Saturday, March 5, 2011

Big business very pleased with Democrats in California savaging workers and the poor

Brown, like Obama, a slick bourgeois politician
"I'm so far out of my comfort zone I feel like Charlie Sheen at a rehab clinic" says Bob Blumenfield, a California Democrat who chairs a key legislative committee who along with other Democrats, "reversed direction" and supported a plan that savages the poor and elderly of the state.

We don't find Blumenfield's attempt to make light of his violent actions against the poor to be very funny. We also don't believe his comfort zone is a place populated by many working class folks.  The plan that these so-called friends of the working person have recommended includes the following:

Reduces the time that adult recipients of Cal-WORKS, the welfare to work program  can spend in the program from five to four years.  This doesn't sound so bad unless you take the chance of getting a job in to consideration given the unemployment situation.

It cuts $486 million from In Home support services for the elderly and disabled.  Elderly and disabled people had better prove they need care to get it.

Caps the number of doctor visits Medi-Cal recipients get to seven.  


Cuts a further $50 million from services to the developmentally disabled on top of the $527 cut so far.

As these politicians of the corporations and super rich attack us by eliminating spending on social services, they also come at us another way through tax increases.  The plan includes another $14 billion in taxes.  The leading Democrat in the California Senate Mark Leno offers the same propaganda, "Unfortunately, given the severity of the crisis" says, "...California is going to look a little different by the time we get to the end of the budget season."

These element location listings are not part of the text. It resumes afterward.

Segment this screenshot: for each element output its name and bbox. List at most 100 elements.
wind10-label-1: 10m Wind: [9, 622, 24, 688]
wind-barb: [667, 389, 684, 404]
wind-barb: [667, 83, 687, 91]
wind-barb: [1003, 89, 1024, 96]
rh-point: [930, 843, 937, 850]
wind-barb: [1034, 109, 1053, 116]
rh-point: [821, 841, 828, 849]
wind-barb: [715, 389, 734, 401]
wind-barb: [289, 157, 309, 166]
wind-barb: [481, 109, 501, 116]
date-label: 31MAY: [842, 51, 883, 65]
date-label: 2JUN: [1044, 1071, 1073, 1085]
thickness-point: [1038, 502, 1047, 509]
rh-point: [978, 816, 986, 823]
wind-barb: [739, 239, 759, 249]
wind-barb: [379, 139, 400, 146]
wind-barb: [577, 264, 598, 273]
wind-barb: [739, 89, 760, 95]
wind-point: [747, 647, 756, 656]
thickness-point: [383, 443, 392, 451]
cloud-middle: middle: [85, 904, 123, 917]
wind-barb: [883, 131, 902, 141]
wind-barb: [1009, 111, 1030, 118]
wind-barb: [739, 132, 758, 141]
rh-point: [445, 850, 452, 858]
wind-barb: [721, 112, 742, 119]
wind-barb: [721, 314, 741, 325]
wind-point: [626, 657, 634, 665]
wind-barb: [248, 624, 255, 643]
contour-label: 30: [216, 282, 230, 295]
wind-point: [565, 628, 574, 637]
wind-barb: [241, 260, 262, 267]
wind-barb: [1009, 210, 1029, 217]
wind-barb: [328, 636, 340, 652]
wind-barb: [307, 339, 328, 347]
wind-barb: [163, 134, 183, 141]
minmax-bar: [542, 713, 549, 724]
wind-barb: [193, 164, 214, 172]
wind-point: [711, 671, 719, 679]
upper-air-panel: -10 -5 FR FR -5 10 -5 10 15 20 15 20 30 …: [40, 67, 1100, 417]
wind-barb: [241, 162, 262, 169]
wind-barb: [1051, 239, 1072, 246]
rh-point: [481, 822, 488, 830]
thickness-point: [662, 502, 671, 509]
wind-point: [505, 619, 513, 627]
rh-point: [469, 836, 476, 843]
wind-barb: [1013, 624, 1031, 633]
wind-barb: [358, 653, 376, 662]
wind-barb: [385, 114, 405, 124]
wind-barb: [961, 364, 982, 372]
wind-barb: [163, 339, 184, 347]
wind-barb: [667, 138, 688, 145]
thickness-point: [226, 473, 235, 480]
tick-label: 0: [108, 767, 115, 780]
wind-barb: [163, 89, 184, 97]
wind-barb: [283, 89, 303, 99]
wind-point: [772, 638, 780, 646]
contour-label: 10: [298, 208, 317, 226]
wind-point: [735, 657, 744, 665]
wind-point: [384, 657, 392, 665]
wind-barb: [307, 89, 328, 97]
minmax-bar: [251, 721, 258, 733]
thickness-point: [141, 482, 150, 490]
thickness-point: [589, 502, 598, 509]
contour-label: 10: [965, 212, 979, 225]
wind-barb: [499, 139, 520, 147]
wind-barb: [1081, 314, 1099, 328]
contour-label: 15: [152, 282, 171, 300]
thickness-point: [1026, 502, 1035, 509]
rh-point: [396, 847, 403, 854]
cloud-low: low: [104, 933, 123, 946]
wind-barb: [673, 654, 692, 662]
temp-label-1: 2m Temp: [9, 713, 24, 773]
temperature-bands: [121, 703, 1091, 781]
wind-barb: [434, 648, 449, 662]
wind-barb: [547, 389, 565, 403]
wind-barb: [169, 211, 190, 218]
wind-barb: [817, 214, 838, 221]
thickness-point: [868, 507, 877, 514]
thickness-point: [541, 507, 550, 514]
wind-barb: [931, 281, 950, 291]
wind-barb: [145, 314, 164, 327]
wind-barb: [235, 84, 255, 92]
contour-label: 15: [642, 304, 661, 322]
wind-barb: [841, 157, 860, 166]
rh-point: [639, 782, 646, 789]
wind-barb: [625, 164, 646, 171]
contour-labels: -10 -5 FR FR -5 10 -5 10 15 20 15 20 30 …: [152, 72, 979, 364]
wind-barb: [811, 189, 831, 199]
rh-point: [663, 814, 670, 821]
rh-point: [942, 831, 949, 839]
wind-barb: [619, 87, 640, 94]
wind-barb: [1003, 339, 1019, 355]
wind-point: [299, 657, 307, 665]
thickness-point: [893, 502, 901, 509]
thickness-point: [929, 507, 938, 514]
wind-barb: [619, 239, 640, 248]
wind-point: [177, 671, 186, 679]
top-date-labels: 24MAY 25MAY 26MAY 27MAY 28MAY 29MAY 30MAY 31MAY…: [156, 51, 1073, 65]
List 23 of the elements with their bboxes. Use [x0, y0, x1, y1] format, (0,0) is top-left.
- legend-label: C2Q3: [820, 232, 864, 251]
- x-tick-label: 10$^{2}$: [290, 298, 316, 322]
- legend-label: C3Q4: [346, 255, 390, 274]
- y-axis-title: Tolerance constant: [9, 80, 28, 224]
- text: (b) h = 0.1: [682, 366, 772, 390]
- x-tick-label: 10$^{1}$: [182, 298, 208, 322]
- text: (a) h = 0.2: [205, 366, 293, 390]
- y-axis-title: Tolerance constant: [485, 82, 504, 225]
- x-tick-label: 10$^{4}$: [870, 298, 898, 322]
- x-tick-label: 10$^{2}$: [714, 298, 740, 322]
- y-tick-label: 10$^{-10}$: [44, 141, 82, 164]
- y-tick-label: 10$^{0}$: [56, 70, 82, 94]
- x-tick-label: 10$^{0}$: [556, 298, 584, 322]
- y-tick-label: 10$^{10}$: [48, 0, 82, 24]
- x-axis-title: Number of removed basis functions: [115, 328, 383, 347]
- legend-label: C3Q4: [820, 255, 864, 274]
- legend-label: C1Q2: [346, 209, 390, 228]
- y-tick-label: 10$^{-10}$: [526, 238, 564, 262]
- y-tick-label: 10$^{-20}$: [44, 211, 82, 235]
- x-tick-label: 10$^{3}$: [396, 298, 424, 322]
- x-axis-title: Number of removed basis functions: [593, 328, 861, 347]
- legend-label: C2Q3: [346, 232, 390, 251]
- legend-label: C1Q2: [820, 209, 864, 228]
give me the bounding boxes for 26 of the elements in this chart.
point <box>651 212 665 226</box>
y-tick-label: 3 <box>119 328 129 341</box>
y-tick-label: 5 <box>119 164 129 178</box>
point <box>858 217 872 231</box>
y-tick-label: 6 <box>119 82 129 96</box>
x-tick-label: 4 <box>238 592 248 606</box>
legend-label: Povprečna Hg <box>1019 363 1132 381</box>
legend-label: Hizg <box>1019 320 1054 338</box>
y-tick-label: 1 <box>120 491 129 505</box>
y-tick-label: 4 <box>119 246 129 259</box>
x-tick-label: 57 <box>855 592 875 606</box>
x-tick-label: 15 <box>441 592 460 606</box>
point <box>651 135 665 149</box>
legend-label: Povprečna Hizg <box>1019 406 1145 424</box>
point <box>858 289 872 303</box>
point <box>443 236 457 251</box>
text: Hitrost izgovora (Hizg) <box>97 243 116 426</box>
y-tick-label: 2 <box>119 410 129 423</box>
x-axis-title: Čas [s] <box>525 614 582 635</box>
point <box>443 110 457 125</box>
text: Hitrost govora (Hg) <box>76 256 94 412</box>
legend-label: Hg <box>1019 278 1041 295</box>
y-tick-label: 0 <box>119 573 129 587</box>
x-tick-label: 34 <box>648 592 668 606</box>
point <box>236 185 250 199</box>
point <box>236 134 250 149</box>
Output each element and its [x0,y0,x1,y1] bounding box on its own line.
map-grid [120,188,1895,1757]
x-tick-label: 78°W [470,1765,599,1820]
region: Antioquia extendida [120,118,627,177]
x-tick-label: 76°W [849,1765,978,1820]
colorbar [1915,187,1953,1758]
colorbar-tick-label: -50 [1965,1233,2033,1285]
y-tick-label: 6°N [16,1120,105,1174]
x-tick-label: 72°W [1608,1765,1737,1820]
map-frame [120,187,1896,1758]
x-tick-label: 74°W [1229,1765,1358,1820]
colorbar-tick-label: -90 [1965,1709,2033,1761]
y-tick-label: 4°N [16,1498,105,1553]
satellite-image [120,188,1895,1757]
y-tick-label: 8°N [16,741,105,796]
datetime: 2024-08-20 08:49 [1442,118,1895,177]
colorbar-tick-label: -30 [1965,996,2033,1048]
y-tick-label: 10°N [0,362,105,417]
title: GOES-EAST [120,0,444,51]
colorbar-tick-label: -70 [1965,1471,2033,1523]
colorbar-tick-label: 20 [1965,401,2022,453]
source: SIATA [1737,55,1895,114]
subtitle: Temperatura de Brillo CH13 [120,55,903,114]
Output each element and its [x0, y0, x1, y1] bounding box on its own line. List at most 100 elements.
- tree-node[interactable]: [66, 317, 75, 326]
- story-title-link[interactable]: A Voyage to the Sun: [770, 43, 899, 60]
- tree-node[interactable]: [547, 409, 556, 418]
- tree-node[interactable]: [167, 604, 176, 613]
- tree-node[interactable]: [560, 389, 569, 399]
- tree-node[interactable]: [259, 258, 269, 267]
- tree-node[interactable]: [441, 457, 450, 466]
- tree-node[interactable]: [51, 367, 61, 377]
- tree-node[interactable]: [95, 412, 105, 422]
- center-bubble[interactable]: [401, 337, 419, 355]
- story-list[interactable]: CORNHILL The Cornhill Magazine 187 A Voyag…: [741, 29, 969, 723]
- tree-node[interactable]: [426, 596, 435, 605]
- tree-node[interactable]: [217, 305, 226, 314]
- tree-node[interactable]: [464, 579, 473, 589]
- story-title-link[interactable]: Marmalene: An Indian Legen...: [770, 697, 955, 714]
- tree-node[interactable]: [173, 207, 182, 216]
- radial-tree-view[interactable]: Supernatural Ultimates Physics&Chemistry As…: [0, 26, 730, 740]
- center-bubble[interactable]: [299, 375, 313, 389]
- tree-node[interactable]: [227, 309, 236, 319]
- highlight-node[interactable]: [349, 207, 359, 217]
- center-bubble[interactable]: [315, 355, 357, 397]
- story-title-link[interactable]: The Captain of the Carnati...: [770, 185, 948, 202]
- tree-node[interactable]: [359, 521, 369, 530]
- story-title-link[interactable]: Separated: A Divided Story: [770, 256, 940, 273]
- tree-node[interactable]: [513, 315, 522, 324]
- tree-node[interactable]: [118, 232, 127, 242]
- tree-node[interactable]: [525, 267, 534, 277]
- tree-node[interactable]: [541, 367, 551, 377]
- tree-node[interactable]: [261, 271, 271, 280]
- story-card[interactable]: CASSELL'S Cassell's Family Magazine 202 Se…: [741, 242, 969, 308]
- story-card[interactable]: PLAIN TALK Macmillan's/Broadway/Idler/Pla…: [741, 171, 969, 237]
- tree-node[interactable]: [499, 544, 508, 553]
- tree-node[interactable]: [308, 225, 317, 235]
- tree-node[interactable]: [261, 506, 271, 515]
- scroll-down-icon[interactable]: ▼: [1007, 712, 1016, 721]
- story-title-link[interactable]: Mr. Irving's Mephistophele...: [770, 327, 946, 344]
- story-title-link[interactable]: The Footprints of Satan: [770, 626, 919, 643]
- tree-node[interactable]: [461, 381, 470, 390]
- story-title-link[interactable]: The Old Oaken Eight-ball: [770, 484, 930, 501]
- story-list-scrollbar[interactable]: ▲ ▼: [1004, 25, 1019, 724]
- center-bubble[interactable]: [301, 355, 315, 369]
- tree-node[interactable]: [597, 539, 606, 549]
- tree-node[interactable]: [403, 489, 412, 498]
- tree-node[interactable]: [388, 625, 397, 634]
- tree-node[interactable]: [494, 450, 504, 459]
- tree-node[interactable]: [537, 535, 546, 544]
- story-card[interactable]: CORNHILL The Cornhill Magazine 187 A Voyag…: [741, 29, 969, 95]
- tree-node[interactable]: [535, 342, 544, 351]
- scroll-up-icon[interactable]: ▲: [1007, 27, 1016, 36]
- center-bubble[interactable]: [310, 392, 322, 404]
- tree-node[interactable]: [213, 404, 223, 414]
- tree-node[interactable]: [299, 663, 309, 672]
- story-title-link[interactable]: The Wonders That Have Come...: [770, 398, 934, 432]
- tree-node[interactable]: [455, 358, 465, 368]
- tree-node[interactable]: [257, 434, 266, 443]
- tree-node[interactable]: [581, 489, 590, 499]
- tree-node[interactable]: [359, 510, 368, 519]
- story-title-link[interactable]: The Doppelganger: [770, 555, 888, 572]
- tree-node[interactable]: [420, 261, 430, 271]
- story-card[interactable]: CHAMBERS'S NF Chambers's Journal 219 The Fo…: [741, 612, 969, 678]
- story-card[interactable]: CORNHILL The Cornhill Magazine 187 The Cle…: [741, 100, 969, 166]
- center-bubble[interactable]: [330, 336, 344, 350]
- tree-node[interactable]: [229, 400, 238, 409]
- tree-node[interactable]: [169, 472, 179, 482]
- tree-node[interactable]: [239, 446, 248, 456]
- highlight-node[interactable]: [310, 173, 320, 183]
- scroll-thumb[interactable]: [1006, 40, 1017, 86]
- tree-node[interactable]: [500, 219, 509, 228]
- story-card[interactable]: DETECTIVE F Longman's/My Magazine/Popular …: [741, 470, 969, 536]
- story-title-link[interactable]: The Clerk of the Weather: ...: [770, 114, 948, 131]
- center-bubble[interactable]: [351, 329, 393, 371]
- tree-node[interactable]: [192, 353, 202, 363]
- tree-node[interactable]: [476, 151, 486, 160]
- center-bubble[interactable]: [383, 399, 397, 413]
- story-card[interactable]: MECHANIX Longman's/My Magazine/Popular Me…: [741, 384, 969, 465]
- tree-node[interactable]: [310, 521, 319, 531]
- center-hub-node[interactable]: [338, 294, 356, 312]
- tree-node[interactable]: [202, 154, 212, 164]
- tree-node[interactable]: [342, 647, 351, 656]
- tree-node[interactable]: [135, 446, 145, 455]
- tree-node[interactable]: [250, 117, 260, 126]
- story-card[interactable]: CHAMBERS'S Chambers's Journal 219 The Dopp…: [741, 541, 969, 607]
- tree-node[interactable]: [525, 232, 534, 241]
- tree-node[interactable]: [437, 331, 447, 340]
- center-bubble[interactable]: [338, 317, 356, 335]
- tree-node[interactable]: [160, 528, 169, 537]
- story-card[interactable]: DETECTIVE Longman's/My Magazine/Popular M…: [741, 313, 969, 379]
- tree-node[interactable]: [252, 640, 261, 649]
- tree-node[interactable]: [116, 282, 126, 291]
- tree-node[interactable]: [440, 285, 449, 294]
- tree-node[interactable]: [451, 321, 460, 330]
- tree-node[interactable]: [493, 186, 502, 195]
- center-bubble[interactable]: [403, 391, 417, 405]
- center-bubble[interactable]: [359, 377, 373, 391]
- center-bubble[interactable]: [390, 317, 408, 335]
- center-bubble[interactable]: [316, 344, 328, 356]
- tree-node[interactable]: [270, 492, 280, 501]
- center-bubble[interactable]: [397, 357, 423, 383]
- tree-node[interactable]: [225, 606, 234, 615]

The gang that should have an injunction filed against it whose members are  most ruthless of all the known gang members, the Chamber of Commerce, is very pleased and would support a "comprehensive plan" from its two parties that will close the deficit as long as it does so by attacking the working class as opposed to business. The Chamber will,  "defend individual lawmakers who take heat if they vote for it", the San Francisco Chronicle reports.   Allan Zaremberg, the leader of the gang, the president and CEO of the California Chamber of Commerce, the press calls it, assures their politicians that attacking the working class will bring rewards; "It's important for them to know and people to know that there's going to be support for them if they participate in a solution that is comprehensive and helps solve the budget crisis he tells the media.

"I welcome the forthright and positive message of the California Chamber of Commerce" Governor Brown replies.  The capitalist class comes to the defense of the individuals in the political parties that aggressively represent its interests.

Jerry Brown, the former leftist ideologue who had his own show on KPFA, a "progressive" public radio station, some years ago, applauds the committee's decision, "The conference committee today made some bold decisions and I commend their work and their willingness to face the tough challenges that this years budget presents." he says.  It's somewhat comical that the people who are not the victims of their actions talk about "tough" decisions and "hard choices".  What's "tough" about savaging the living conditions of others, especially the poor and needy among us?

The two parties of capital are moving closer and closer together as their system struggles through its worst crisis in 70 years.  "It is apparent that momentum is now building for a bi[artisan budget solution that includes spending cuts and a temporary (ha!) extension of current taxes." says Brown.

As we pointed out in a previous blog, capitalist propaganda limits discussion on the crisis to reducing the deficits and bailing out the system, not the real cause of the crisis. (Read more here). The Labor leaders at the highest levels agree that capitalism has to be bailed out and their entire approach to the attacks on workers is based on making concessions and fitting the needs of workers in to what will make capitalism work and capitalist profitable. (with the exception of their own wages and benefits that is).

This is done despite ample evidence that there is plenty of money available other than in the pockets of workers and the middle class and through cutting vital social needs.  According to the Center for Defense Information, the estimated cost of the wars in Iraq and Afghanistan will reach $1.29 trillion by the end of fiscal year 2011.  And other reliable sources estimate costs of $3 trillion or more when all the extra costs such a medical care for veterans and lost production are included. This doesn't include the trillions in bailout money.

The Wall Street Journal reports today that the US government is shifting its position somewhat with regard to the uprisings in the Middle East and that autocratic thugs like the royal family of Bahrain that has ruled the country like a private business for 200 years will be supported and that the full democratic aspirations of the population will have to be subordinated to the interests of US capitalism and its ability to plunder the wealth of the region.

US capitalism will demand certain reform like more democratic rights but universal suffrage is impossible for dictators and absolute monarchs that are not supported by the majority of  the population; they'd just vote them out.  Continuing to prop up these folks will cost the US taxpayer more money and the country will sink further in to debt.  The wars in Afghanistan and Iraq are financed by debt.

We will see what the further shift to the right of the Democrats will portend. Hopefully the movement for a mass workers political party will be brought closer to the forefront of mass consciousness.